Take thought of the seed from which you spring. You were not born to live as brutes. –Dante
Highly Creative people do not retire.
The Creative spark, often first felt in childhood, is never forgotten. To forget and let go of Creative work is to invite slow death by apathy.
Creativity scholar E. Paul Torrence followed 400 children from kindergarten, observing how creativity blossomed in some subjects and withered unattended in others throughout their lifespans. He began this project as a young psychologist in the 1950′s. As some of his subjects entered their 30′s, he recognized certain characteristics of children who grew to lead Creative and happy lives. Torrence wrote a Manifesto for Children, based on his observations.
The Manifesto for Children
E. Paul Torrance
Don’t be afraid to fall in love with something
and pursue it with intensity.
Know, understand, take pride in, practice, develop, exploit
and enjoy your greatest strengths.
Learn to free yourself from the expectations of others
and to walk away from the games they impose on you.

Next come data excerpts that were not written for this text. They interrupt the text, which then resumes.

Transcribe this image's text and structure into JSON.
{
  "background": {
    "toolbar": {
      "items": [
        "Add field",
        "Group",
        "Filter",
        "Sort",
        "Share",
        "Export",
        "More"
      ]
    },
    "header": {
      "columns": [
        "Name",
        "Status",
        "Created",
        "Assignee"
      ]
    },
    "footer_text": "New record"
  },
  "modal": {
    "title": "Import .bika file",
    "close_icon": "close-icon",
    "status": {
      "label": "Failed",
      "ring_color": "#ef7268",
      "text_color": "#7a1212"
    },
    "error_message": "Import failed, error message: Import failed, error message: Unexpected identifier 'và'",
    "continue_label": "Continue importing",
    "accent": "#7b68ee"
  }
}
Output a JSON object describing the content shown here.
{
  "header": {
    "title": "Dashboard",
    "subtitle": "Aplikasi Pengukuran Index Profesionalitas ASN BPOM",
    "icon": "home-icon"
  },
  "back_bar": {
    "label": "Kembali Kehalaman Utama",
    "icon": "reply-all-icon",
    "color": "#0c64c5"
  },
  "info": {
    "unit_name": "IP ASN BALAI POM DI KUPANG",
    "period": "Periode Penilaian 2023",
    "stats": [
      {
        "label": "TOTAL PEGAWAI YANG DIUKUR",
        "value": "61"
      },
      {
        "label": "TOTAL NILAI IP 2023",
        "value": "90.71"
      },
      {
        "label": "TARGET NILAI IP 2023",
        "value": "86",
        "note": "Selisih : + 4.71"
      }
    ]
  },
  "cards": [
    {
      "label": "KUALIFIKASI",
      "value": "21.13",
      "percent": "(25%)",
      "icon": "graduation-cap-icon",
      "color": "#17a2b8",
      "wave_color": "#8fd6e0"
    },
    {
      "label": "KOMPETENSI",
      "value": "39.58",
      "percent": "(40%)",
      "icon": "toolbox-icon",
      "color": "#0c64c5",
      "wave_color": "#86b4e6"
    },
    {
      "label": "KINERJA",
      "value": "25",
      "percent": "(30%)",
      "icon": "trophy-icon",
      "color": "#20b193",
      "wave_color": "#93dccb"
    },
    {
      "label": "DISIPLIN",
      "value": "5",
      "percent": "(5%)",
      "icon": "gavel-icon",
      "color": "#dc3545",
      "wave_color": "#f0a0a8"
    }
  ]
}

Free yourself to play your own game.
Find a great teacher or mentor who will help you.
Learn the skills of interdependence.
Don’t waste energy trying to be well-rounded.
Do what you love and can do well.*
Torrence’s Manifesto encourages children to stay true to creativity and childhood’s treasured dreams, but his advice applies to any person who, as a child, worked –full-to-bursting with creative energy. As Nobel Laureate Neurologist Rita Levi-Montalcini says,
The moment you stop working you are dead…For me, it would be unhappiness beyond anything else. …I don’t work for the sake of mankind. I work for my own sake.
*© E. P. Torrance (1983) Manifesto for Children, Athens, GA:
Georgia Studies of Creative Behavior and Full Circle Counseling, Inc.